The Week In Hindsight, 02 January 2014
The NIKKEI said goodbye to 2013 after its largest annual gain for four decades (57%) this week, ahead of what will be a crucial period for both the Prime Minister, Shinzo Abe, and for Japan as a whole.
NIKKEI THROUGHOUT 2013
With investor confidence returned, the Prime Minister’s policies to turn the economy have worked so far however; the biggest test is still to come. In April, the Japanese government is due to raise their equivalent of VAT tax from 5% to 8%; the first major tax rise for nearly a generation.
The gamble is that this could dampen the consumer’s appetite for spending and as a result, hinder economic growth. This is why more stimulus is expected during 2014; to keep the wheels of the financial system greased and easy. Abe hopes that more stimulus alongside pressure upon corporates to raise wages will be enough to offset the burden of increased taxes; if he is right then the retail investor and the rest of the world will be able to look forward to another good year for Japanese equities.

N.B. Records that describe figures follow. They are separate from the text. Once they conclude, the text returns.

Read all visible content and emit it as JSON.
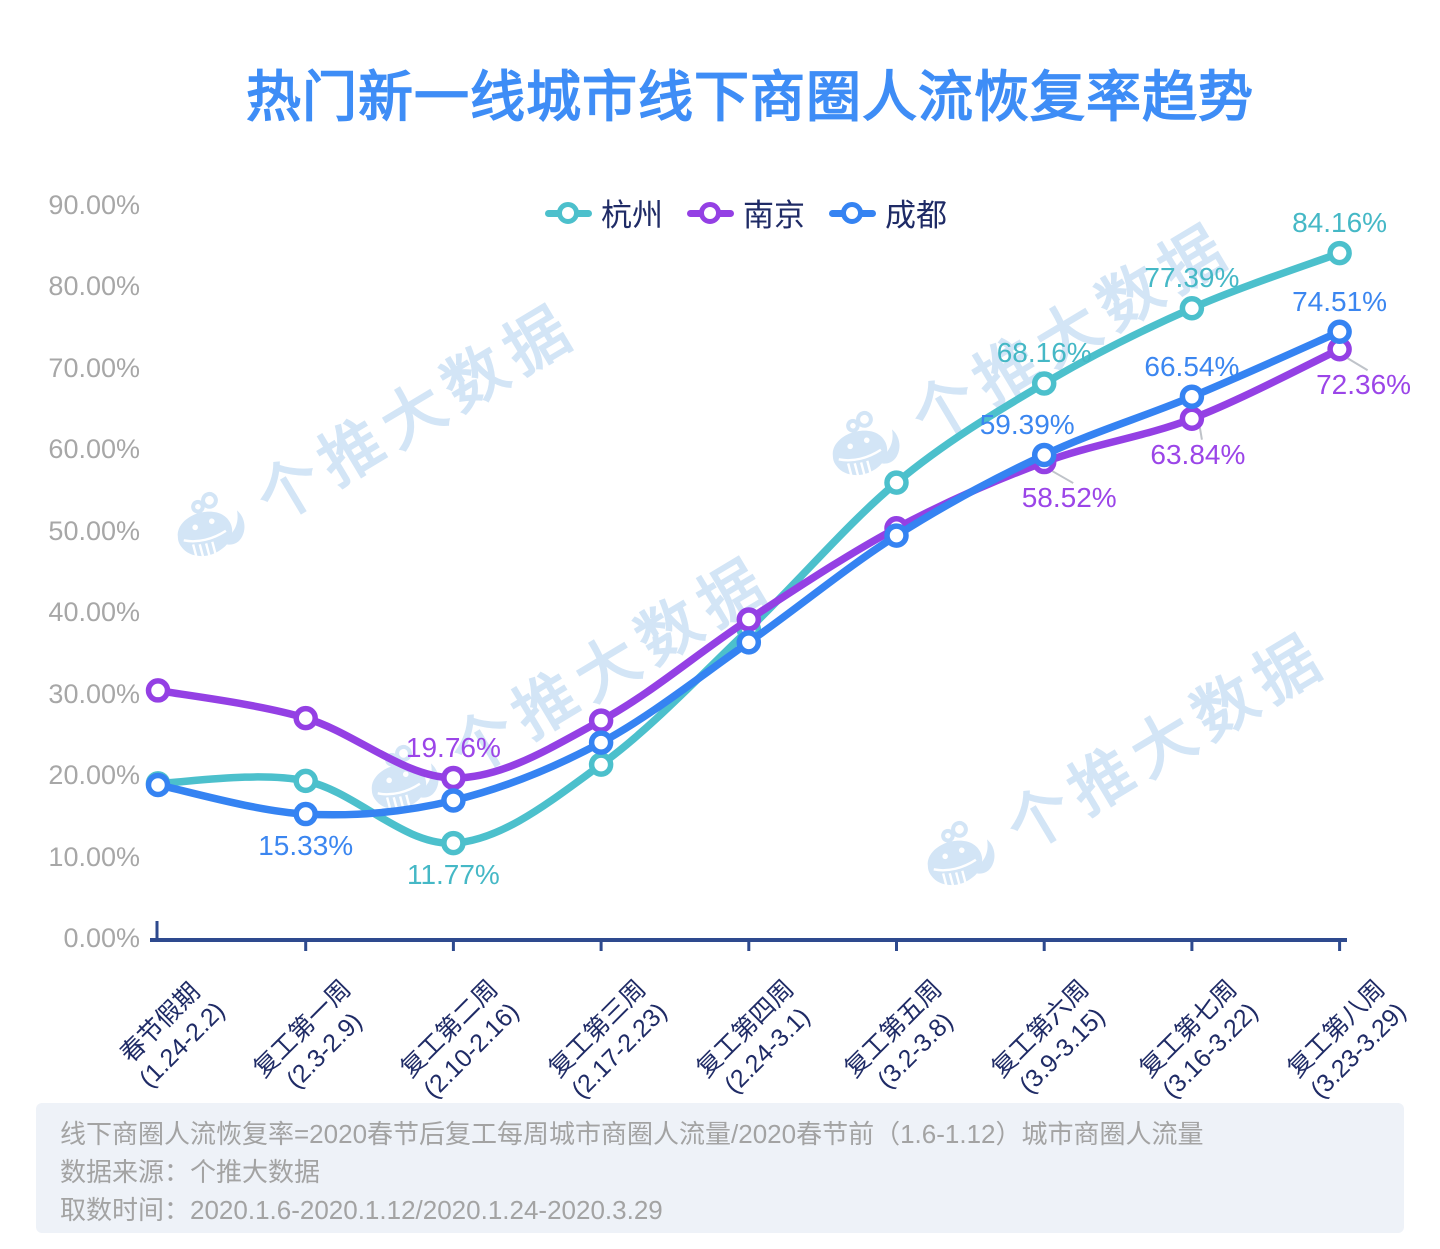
{
  "title": "热门新一线城市线下商圈人流恢复率趋势",
  "watermark": {
    "text": "个推大数据",
    "icon": "whale-mascot-icon",
    "color": "#d3e5f6"
  },
  "footer": {
    "lines": [
      "线下商圈人流恢复率=2020春节后复工每周城市商圈人流量/2020春节前（1.6-1.12）城市商圈人流量",
      "数据来源：个推大数据",
      "取数时间：2020.1.6-2020.1.12/2020.1.24-2020.3.29"
    ]
  },
  "chart_data": {
    "type": "line",
    "smooth": true,
    "title": "热门新一线城市线下商圈人流恢复率趋势",
    "x_categories": [
      [
        "春节假期",
        "(1.24-2.2)"
      ],
      [
        "复工第一周",
        "(2.3-2.9)"
      ],
      [
        "复工第二周",
        "(2.10-2.16)"
      ],
      [
        "复工第三周",
        "(2.17-2.23)"
      ],
      [
        "复工第四周",
        "(2.24-3.1)"
      ],
      [
        "复工第五周",
        "(3.2-3.8)"
      ],
      [
        "复工第六周",
        "(3.9-3.15)"
      ],
      [
        "复工第七周",
        "(3.16-3.22)"
      ],
      [
        "复工第八周",
        "(3.23-3.29)"
      ]
    ],
    "y_axis": {
      "min": 0,
      "max": 90,
      "step": 10,
      "format": "percent-2dp"
    },
    "grid": false,
    "legend_position": "top-center",
    "series": [
      {
        "id": "hangzhou",
        "name": "杭州",
        "color": "#4cc0cc",
        "label_color": "#45b8c6",
        "values": [
          19.1,
          19.4,
          11.77,
          21.4,
          38.0,
          56.0,
          68.16,
          77.39,
          84.16
        ],
        "point_labels": [
          {
            "index": 2,
            "text": "11.77%",
            "pos": "below"
          },
          {
            "index": 6,
            "text": "68.16%",
            "pos": "above"
          },
          {
            "index": 7,
            "text": "77.39%",
            "pos": "above"
          },
          {
            "index": 8,
            "text": "84.16%",
            "pos": "above"
          }
        ]
      },
      {
        "id": "nanjing",
        "name": "南京",
        "color": "#9440e4",
        "label_color": "#9b45e8",
        "values": [
          30.5,
          27.1,
          19.76,
          26.8,
          39.2,
          50.4,
          58.52,
          63.84,
          72.36
        ],
        "point_labels": [
          {
            "index": 2,
            "text": "19.76%",
            "pos": "above"
          },
          {
            "index": 6,
            "text": "58.52%",
            "pos": "below",
            "dx": 25,
            "leader": true
          },
          {
            "index": 7,
            "text": "63.84%",
            "pos": "below",
            "dx": 6,
            "leader": true
          },
          {
            "index": 8,
            "text": "72.36%",
            "pos": "below",
            "dx": 24,
            "leader": true
          }
        ]
      },
      {
        "id": "chengdu",
        "name": "成都",
        "color": "#3583f2",
        "label_color": "#3b86f0",
        "values": [
          18.9,
          15.33,
          17.0,
          24.1,
          36.4,
          49.5,
          59.39,
          66.54,
          74.51
        ],
        "point_labels": [
          {
            "index": 1,
            "text": "15.33%",
            "pos": "below"
          },
          {
            "index": 6,
            "text": "59.39%",
            "pos": "above",
            "dx": -17
          },
          {
            "index": 7,
            "text": "66.54%",
            "pos": "above"
          },
          {
            "index": 8,
            "text": "74.51%",
            "pos": "above"
          }
        ]
      }
    ]
  }
}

Should Abe be wrong, then this time will prove no different to the last time a new Prime Minister entered government off the back of promises to end deflation and turn the economy.
HIDDEN VALUE? ONLY HALF OF 1,700 JAPANESE STOCKS ARE COVERED BY MORE THAN TWO ANALYSTS!
On a slightly different note; JP Morgan reported earlier in December that only half of the 1,700 companies listed in Japan are covered by more than two sell side analysts. This could be indicative of hidden value being present in Japanese markets.